Rencana Genjot TKDN Perlu Pertimbangan Karakter Industri dan Rantai Pasok
Implementasi kebijakan tingkat komponen dalam negeri perlu mempertimbangkan karakteristik setiap sektor industri beserta rantai pasoknya. Dengan demikian, upaya menekan impor bahan baku dan antara bisa lebih efektif.
Oleh
MEDIANA
·3 menit baca
JAKARTA, KOMPAS - Guna menghadapi ancaman ketidakpastian makroekonomi global, pemerintah menggencarkan penerapan konten lokal atau tingkat kandungan komponen dalam negeri, di antaranya turut menyasar ke pelaku industri kecil. Meski demikian, langkah itu perlu mempertimbangkan karakteristik setiap sektor industri beserta rantai pasoknya.

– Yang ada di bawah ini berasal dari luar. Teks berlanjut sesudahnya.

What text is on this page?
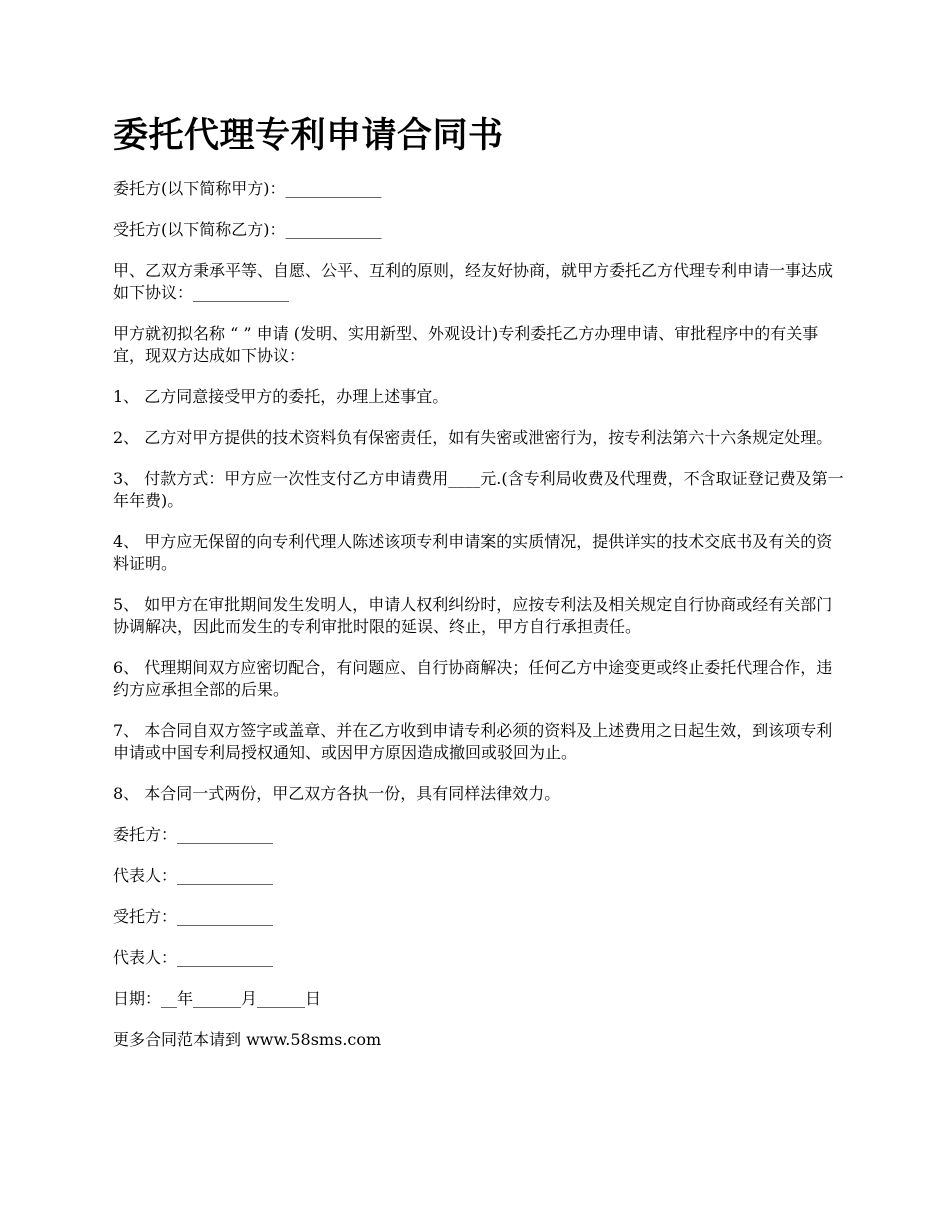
委托代理专利申请合同书

委托方(以下简称甲方)：____________

受托方(以下简称乙方)：____________

甲、乙双方秉承平等、自愿、公平、互利的原则，经友好协商，就甲方委托乙方代理专利申请一事达成如下协议：____________

甲方就初拟名称 “ ” 申请 (发明、实用新型、外观设计)专利委托乙方办理申请、审批程序中的有关事宜，现双方达成如下协议：

1、 乙方同意接受甲方的委托，办理上述事宜。

2、 乙方对甲方提供的技术资料负有保密责任，如有失密或泄密行为，按专利法第六十六条规定处理。

3、 付款方式：甲方应一次性支付乙方申请费用____元.(含专利局收费及代理费，不含取证登记费及第一年年费)。

4、 甲方应无保留的向专利代理人陈述该项专利申请案的实质情况，提供详实的技术交底书及有关的资料证明。

5、 如甲方在审批期间发生发明人，申请人权利纠纷时，应按专利法及相关规定自行协商或经有关部门协调解决，因此而发生的专利审批时限的延误、终止，甲方自行承担责任。

6、 代理期间双方应密切配合，有问题应、自行协商解决；任何乙方中途变更或终止委托代理合作，违约方应承担全部的后果。

7、 本合同自双方签字或盖章、并在乙方收到申请专利必须的资料及上述费用之日起生效，到该项专利申请或中国专利局授权通知、或因甲方原因造成撤回或驳回为止。

8、 本合同一式两份，甲乙双方各执一份，具有同样法律效力。

委托方：____________

代表人：____________

受托方：____________

代表人：____________

日期：__年______月______日

更多合同范本请到 www.58sms.com
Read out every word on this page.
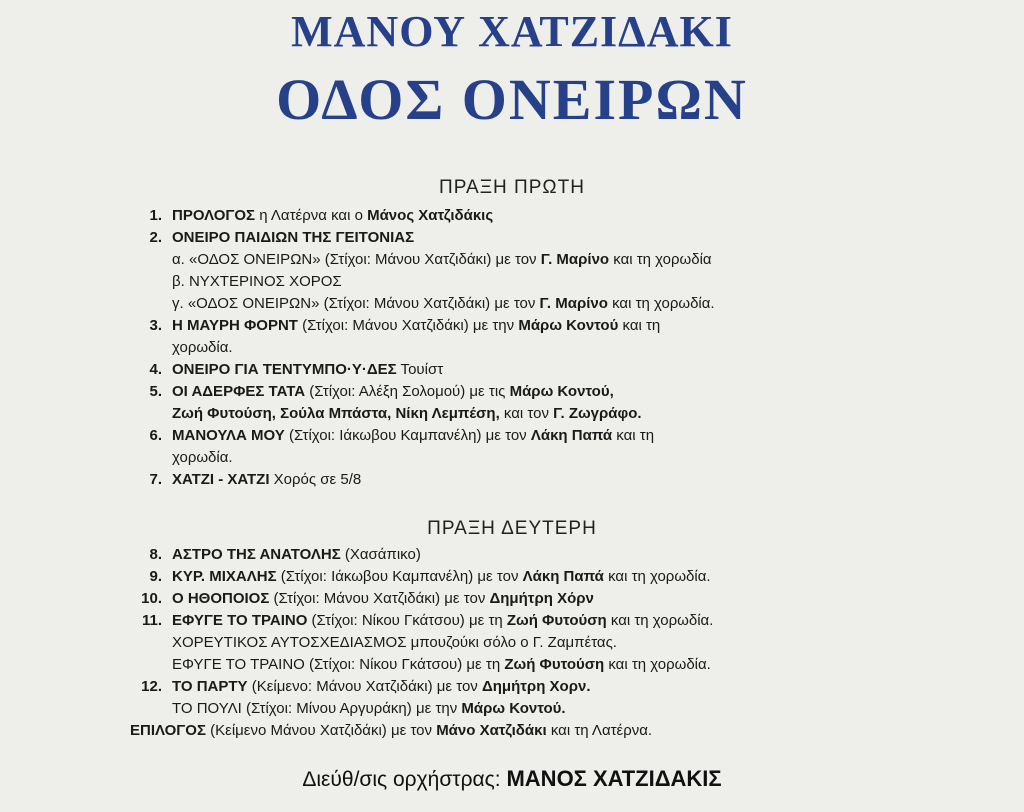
ΜΑΝΟΥ ΧΑΤΖΙΔΑΚΙ
ΟΔΟΣ ΟΝΕΙΡΩΝ
ΠΡΑΞΗ ΠΡΩΤΗ
1. ΠΡΟΛΟΓΟΣ η Λατέρνα και ο Μάνος Χατζιδάκις
2. ΟΝΕΙΡΟ ΠΑΙΔΙΩΝ ΤΗΣ ΓΕΙΤΟΝΙΑΣ
α. «ΟΔΟΣ ΟΝΕΙΡΩΝ» (Στίχοι: Μάνου Χατζιδάκι) με τον Γ. Μαρίνο και τη χορωδία
β. ΝΥΧΤΕΡΙΝΟΣ ΧΟΡΟΣ
γ. «ΟΔΟΣ ΟΝΕΙΡΩΝ» (Στίχοι: Μάνου Χατζιδάκι) με τον Γ. Μαρίνο και τη χορωδία.
3. Η ΜΑΥΡΗ ΦΟΡΝΤ (Στίχοι: Μάνου Χατζιδάκι) με την Μάρω Κοντού και τη
χορωδία.
4. ΟΝΕΙΡΟ ΓΙΑ ΤΕΝΤΥΜΠΟ·Υ·ΔΕΣ Τουίστ
5. ΟΙ ΑΔΕΡΦΕΣ ΤΑΤΑ (Στίχοι: Αλέξη Σολομού) με τις Μάρω Κοντού,
Ζωή Φυτούση, Σούλα Μπάστα, Νίκη Λεμπέση, και τον Γ. Ζωγράφο.
6. ΜΑΝΟΥΛΑ ΜΟΥ (Στίχοι: Ιάκωβου Καμπανέλη) με τον Λάκη Παπά και τη
χορωδία.
7. ΧΑΤΖΙ - ΧΑΤΖΙ Χορός σε 5/8
ΠΡΑΞΗ ΔΕΥΤΕΡΗ
8. ΑΣΤΡΟ ΤΗΣ ΑΝΑΤΟΛΗΣ (Χασάπικο)
9. ΚΥΡ. ΜΙΧΑΛΗΣ (Στίχοι: Ιάκωβου Καμπανέλη) με τον Λάκη Παπά και τη χορωδία.
10. Ο ΗΘΟΠΟΙΟΣ (Στίχοι: Μάνου Χατζιδάκι) με τον Δημήτρη Χόρν
11. ΕΦΥΓΕ ΤΟ ΤΡΑΙΝΟ (Στίχοι: Νίκου Γκάτσου) με τη Ζωή Φυτούση και τη χορωδία.
ΧΟΡΕΥΤΙΚΟΣ ΑΥΤΟΣΧΕΔΙΑΣΜΟΣ μπουζούκι σόλο ο Γ. Ζαμπέτας.
ΕΦΥΓΕ ΤΟ ΤΡΑΙΝΟ (Στίχοι: Νίκου Γκάτσου) με τη Ζωή Φυτούση και τη χορωδία.
12. ΤΟ ΠΑΡΤΥ (Κείμενο: Μάνου Χατζιδάκι) με τον Δημήτρη Χορν.
ΤΟ ΠΟΥΛΙ (Στίχοι: Μίνου Αργυράκη) με την Μάρω Κοντού.
ΕΠΙΛΟΓΟΣ (Κείμενο Μάνου Χατζιδάκι) με τον Μάνο Χατζιδάκι και τη Λατέρνα.
Διεύθ/σις ορχήστρας: ΜΑΝΟΣ ΧΑΤΖΙΔΑΚΙΣ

Direktur Program Institute for Development of Economics and Finance (Indef) Esther Sri Astuti di Jakarta, saat dihubungi Rabu (23/11/2022) berpendapat, kebijakan mendorong tingkat komponen dalam negeri (TKDN) bagus karena mampu mengurangi impor. Jika implementasinya optimal, penggunaan dollar AS untuk transaksi impor bahan baku akan berkurang.

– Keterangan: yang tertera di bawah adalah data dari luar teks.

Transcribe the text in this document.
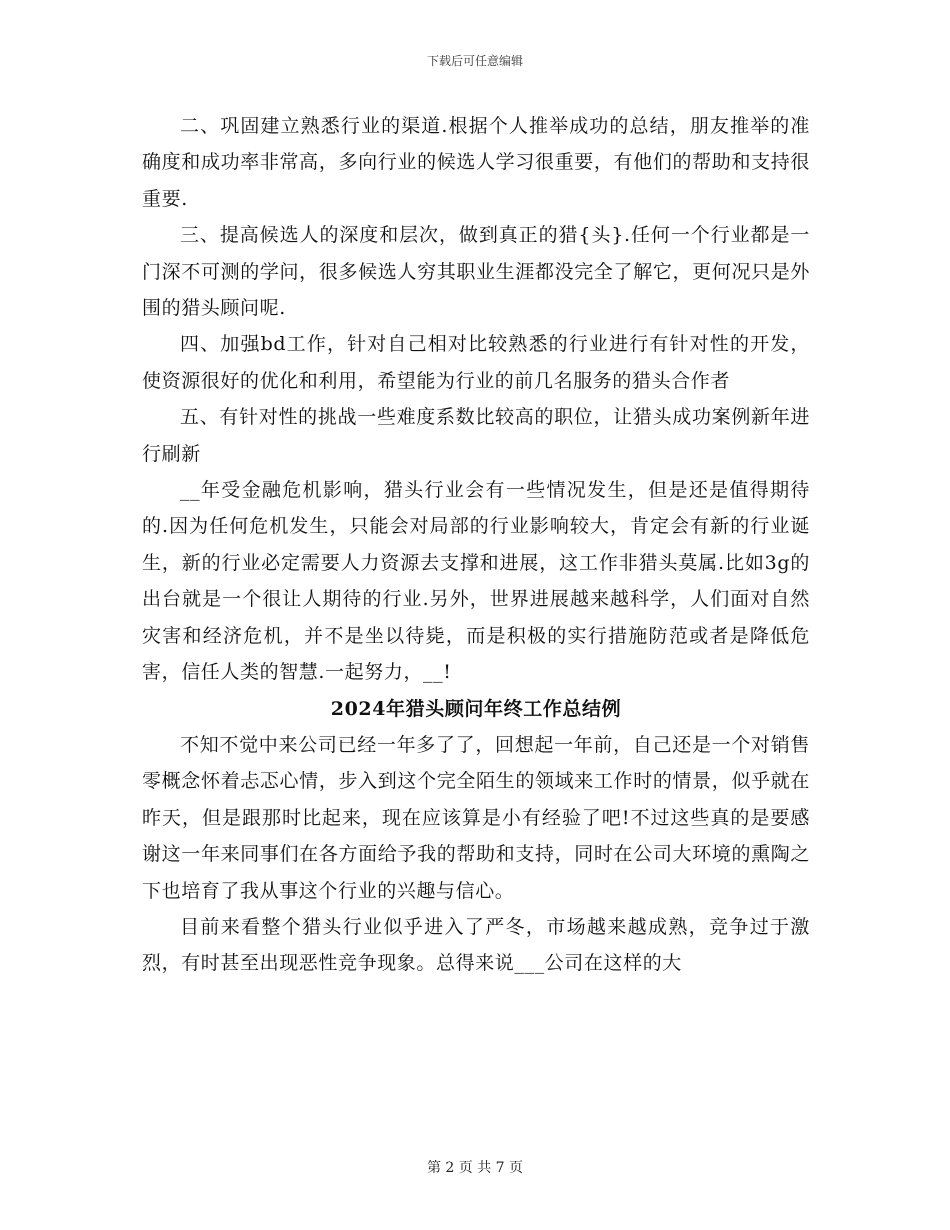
下载后可任意编辑

二、巩固建立熟悉行业的渠道.根据个人推举成功的总结，朋友推举的准确度和成功率非常高，多向行业的候选人学习很重要，有他们的帮助和支持很重要.

三、提高候选人的深度和层次，做到真正的猎{头}.任何一个行业都是一门深不可测的学问，很多候选人穷其职业生涯都没完全了解它，更何况只是外围的猎头顾问呢.

四、加强bd工作，针对自己相对比较熟悉的行业进行有针对性的开发，使资源很好的优化和利用，希望能为行业的前几名服务的猎头合作者

五、有针对性的挑战一些难度系数比较高的职位，让猎头成功案例新年进行刷新

__年受金融危机影响，猎头行业会有一些情况发生，但是还是值得期待的.因为任何危机发生，只能会对局部的行业影响较大，肯定会有新的行业诞生，新的行业必定需要人力资源去支撑和进展，这工作非猎头莫属.比如3g的出台就是一个很让人期待的行业.另外，世界进展越来越科学，人们面对自然灾害和经济危机，并不是坐以待毙，而是积极的实行措施防范或者是降低危害，信任人类的智慧.一起努力，__!

2024年猎头顾问年终工作总结例

不知不觉中来公司已经一年多了了，回想起一年前，自己还是一个对销售零概念怀着忐忑心情，步入到这个完全陌生的领域来工作时的情景，似乎就在昨天，但是跟那时比起来，现在应该算是小有经验了吧!不过这些真的是要感谢这一年来同事们在各方面给予我的帮助和支持，同时在公司大环境的熏陶之下也培育了我从事这个行业的兴趣与信心。

目前来看整个猎头行业似乎进入了严冬，市场越来越成熟，竞争过于激烈，有时甚至出现恶性竞争现象。总得来说___公司在这样的大

第 2 页 共 7 页
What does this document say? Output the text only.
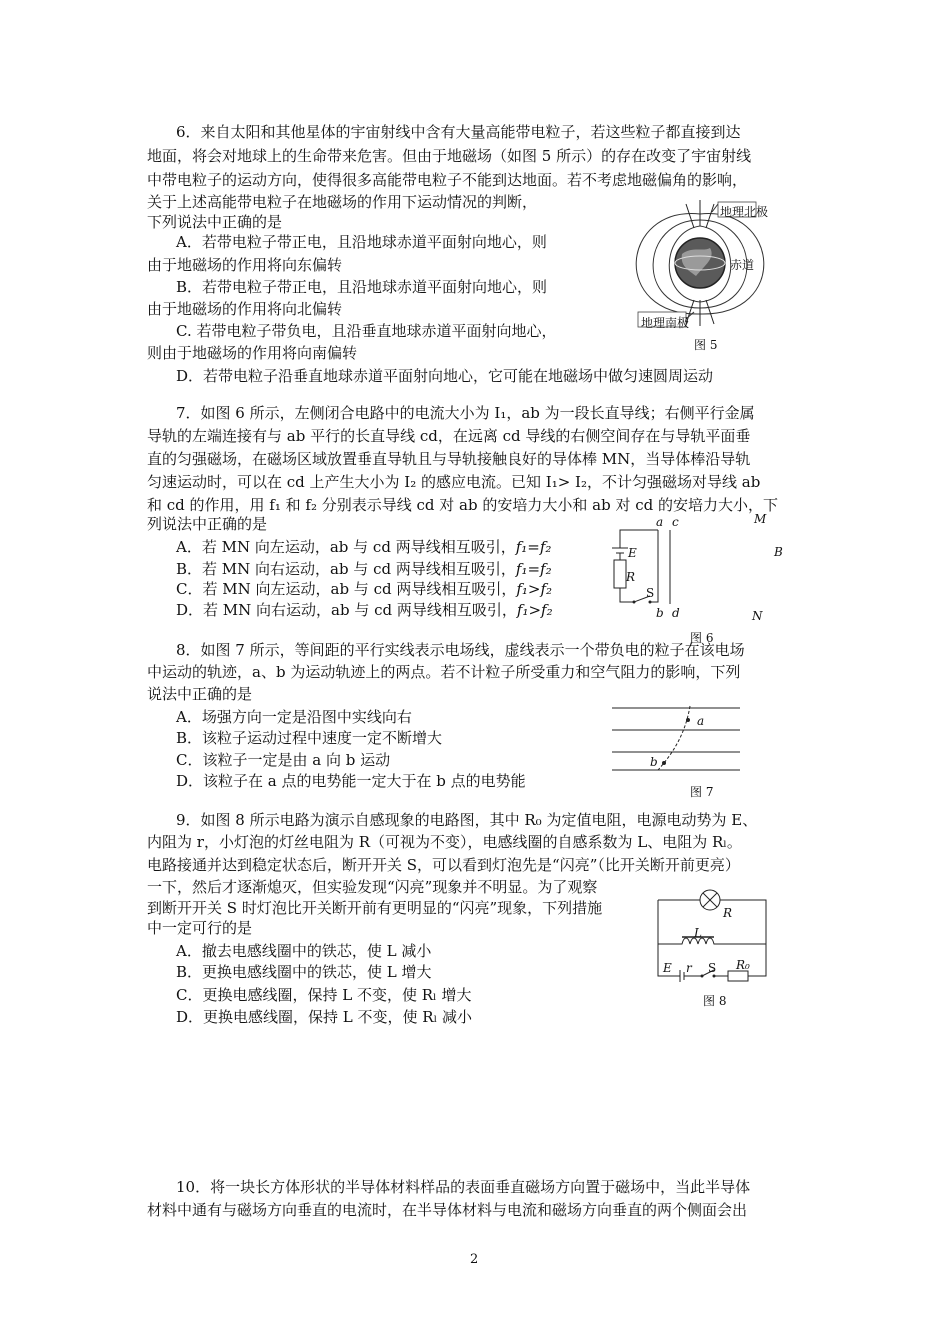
6．来自太阳和其他星体的宇宙射线中含有大量高能带电粒子，若这些粒子都直接到达
地面，将会对地球上的生命带来危害。但由于地磁场（如图 5 所示）的存在改变了宇宙射线
中带电粒子的运动方向，使得很多高能带电粒子不能到达地面。若不考虑地磁偏角的影响，
关于上述高能带电粒子在地磁场的作用下运动情况的判断，
下列说法中正确的是
A．若带电粒子带正电，且沿地球赤道平面射向地心，则
由于地磁场的作用将向东偏转
B．若带电粒子带正电，且沿地球赤道平面射向地心，则
由于地磁场的作用将向北偏转
C. 若带电粒子带负电，且沿垂直地球赤道平面射向地心，
则由于地磁场的作用将向南偏转
D．若带电粒子沿垂直地球赤道平面射向地心，它可能在地磁场中做匀速圆周运动
地理北极
赤道
地理南极
图 5
7．如图 6 所示，左侧闭合电路中的电流大小为 I₁，ab 为一段长直导线；右侧平行金属
导轨的左端连接有与 ab 平行的长直导线 cd，在远离 cd 导线的右侧空间存在与导轨平面垂
直的匀强磁场，在磁场区域放置垂直导轨且与导轨接触良好的导体棒 MN，当导体棒沿导轨
匀速运动时，可以在 cd 上产生大小为 I₂ 的感应电流。已知 I₁> I₂，不计匀强磁场对导线 ab
和 cd 的作用，用 f₁ 和 f₂ 分别表示导线 cd 对 ab 的安培力大小和 ab 对 cd 的安培力大小，下
列说法中正确的是
A．若 MN 向左运动，ab 与 cd 两导线相互吸引，f₁=f₂
B．若 MN 向右运动，ab 与 cd 两导线相互吸引，f₁=f₂
C．若 MN 向左运动，ab 与 cd 两导线相互吸引，f₁>f₂
D．若 MN 向右运动，ab 与 cd 两导线相互吸引，f₁>f₂
a c	M
E	B
R
S
b d	N
图 6
8．如图 7 所示，等间距的平行实线表示电场线，虚线表示一个带负电的粒子在该电场
中运动的轨迹，a、b 为运动轨迹上的两点。若不计粒子所受重力和空气阻力的影响，下列
说法中正确的是
A．场强方向一定是沿图中实线向右
B．该粒子运动过程中速度一定不断增大
C．该粒子一定是由 a 向 b 运动
D．该粒子在 a 点的电势能一定大于在 b 点的电势能
a
b
图 7
9．如图 8 所示电路为演示自感现象的电路图，其中 R₀ 为定值电阻，电源电动势为 E、
内阻为 r，小灯泡的灯丝电阻为 R（可视为不变），电感线圈的自感系数为 L、电阻为 Rₗ。
电路接通并达到稳定状态后，断开开关 S，可以看到灯泡先是“闪亮”（比开关断开前更亮）
一下，然后才逐渐熄灭，但实验发现“闪亮”现象并不明显。为了观察
到断开开关 S 时灯泡比开关断开前有更明显的“闪亮”现象，下列措施
中一定可行的是
A．撤去电感线圈中的铁芯，使 L 减小
B．更换电感线圈中的铁芯，使 L 增大
C．更换电感线圈，保持 L 不变，使 Rₗ 增大
D．更换电感线圈，保持 L 不变，使 Rₗ 减小
R
L
E r S R₀
图 8
10．将一块长方体形状的半导体材料样品的表面垂直磁场方向置于磁场中，当此半导体
材料中通有与磁场方向垂直的电流时，在半导体材料与电流和磁场方向垂直的两个侧面会出
2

"Jika ekspor mampu ditingkatkan di tengah ancaman resesi tahun depan, upaya pemerintah yang menggencarkan TKDN akan mendorong stabilitas nilai tukar (rupiah). Terlebih, jika pemerintah bisa mewujudkan surplus neraca perdagangan, maka devisa akan lebih banyak diperoleh dari ekspor dan cadangan devisa tidak tergerus untuk impor," ujar dia.
Meski demikian, efektif tidaknya kebijakan TKDN sebenernya tergantung dari jenis produk jadi yang dihasilkan dan rantai pasoknya. Ketersediaan bahan baku perlu ditelaah asalnya.

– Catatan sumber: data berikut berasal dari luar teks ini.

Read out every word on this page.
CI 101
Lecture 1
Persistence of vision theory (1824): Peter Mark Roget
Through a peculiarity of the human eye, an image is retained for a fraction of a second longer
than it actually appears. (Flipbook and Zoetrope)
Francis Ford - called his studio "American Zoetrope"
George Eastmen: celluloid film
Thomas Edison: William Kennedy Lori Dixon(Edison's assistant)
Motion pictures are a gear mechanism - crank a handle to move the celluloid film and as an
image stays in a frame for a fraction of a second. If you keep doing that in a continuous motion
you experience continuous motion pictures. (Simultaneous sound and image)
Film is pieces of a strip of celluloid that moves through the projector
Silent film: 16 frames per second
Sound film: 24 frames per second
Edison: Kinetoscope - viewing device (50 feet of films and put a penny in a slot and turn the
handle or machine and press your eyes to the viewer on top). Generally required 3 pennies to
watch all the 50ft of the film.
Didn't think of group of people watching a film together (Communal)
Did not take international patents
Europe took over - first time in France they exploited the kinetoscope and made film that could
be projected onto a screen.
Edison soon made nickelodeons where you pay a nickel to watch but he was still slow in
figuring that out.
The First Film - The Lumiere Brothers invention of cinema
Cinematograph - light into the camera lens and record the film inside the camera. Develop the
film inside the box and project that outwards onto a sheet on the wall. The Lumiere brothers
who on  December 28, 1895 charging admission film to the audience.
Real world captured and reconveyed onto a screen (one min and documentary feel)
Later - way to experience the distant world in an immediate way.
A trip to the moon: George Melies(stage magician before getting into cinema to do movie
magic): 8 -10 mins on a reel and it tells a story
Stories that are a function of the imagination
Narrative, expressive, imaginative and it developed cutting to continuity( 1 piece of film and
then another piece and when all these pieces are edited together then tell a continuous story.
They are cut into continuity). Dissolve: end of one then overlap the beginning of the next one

Dengan kata lain, lanjut Esther, langkah pemerintah menggencarkan TKDN akan efektif apabila semua bahan baku mentah atau "intermediate" (bahan antara) bisa diperoleh dari dalam negeri. Apabila bahan baku impor tidak bisa tergantikan dari bahan baku domestik, maka hal ini akan menjadi problem bagi sektor industri.
"Oleh karena itu, program TKDN tidak bisa diimplementasikan secara umum sama, tetapi harus ditinjau karakteristik rantai pasok produk dari tiap-tiap sektor industri. Tentunya, untuk perusahaan yang bisa mengimplementasikan program TKDN, pemerintah harus memberikan apresiasi berupa insentif fiskal, seperti pengurangan pajak," kata dia.
Sebab, tanpa insentif dari pemerintah, aneka program TKDN tidak akan bisa berjalan efektif. Pelaku industri akan cenderung tidak termotivasi untuk beralih dari bahan baku impor ke domestik. Menurut Esther, penerapan pengenaan kewajiban TKDN bagi industri kecil akan relatif lebih mudah. Sebab, bahan baku yang umumnya digunakan oleh sebagian besar pelaku industri kecil berasal dari dalam negeri. Lain cerita di kalangan industri menengah dan besar.
Nilai TKDN rata-rata ditargetkan mencapai 43,3 persen pada tahun 2020 dan naik menjadi 50 persen pada tahun 2024, seperti tertuang dalam dokumen Rencana Pembangunan Jangka Menengah Nasional 2020-2024. Pada tahun 2020, jumlah produk yang memiliki sertifikat TKDN sebesar 25 persen dan ditargetkan 6.000 produk. Lalu, jumlahnya diharapkan meningkat menjadi 8.400 produk pada tahun 2024.
Menteri Perindustrian (Menperin) Agus Gumiwang, saat menghadiri Indonesia Development Forum (IDF) 2022, Selasa (22/11/2022), di Badung, Bali, mengatakan, pihaknya serius menguatkan TKDN. Hal ini dianggap relevan dengan ancaman pelemahan industri secara global. "Memang, (kita) mau tidak mau harus menggenjot penggunaan produk dalam negeri," ujar dia.
Agus juga menyampaikan pentingnya implementasi TKDN di lingkup industri kecil. Namun, besaran porsi perhitungan TKDN untuk mereka ikuti masih dimatangkan dan akan dibahas bersama Presiden Joko Widodo.
Meski demikian, dia memastikan, pemerintah akan memfasilitasi industri kecil selama proses sertifikasi TKDN. Mereka tidak akan dipungut biaya. "Kami menargetkan ada 1 hingga 1,5 juta produk (industri kecil) bisa masuk ke e-katalog. Kami ingin membantu produk lokal," ujar Agus.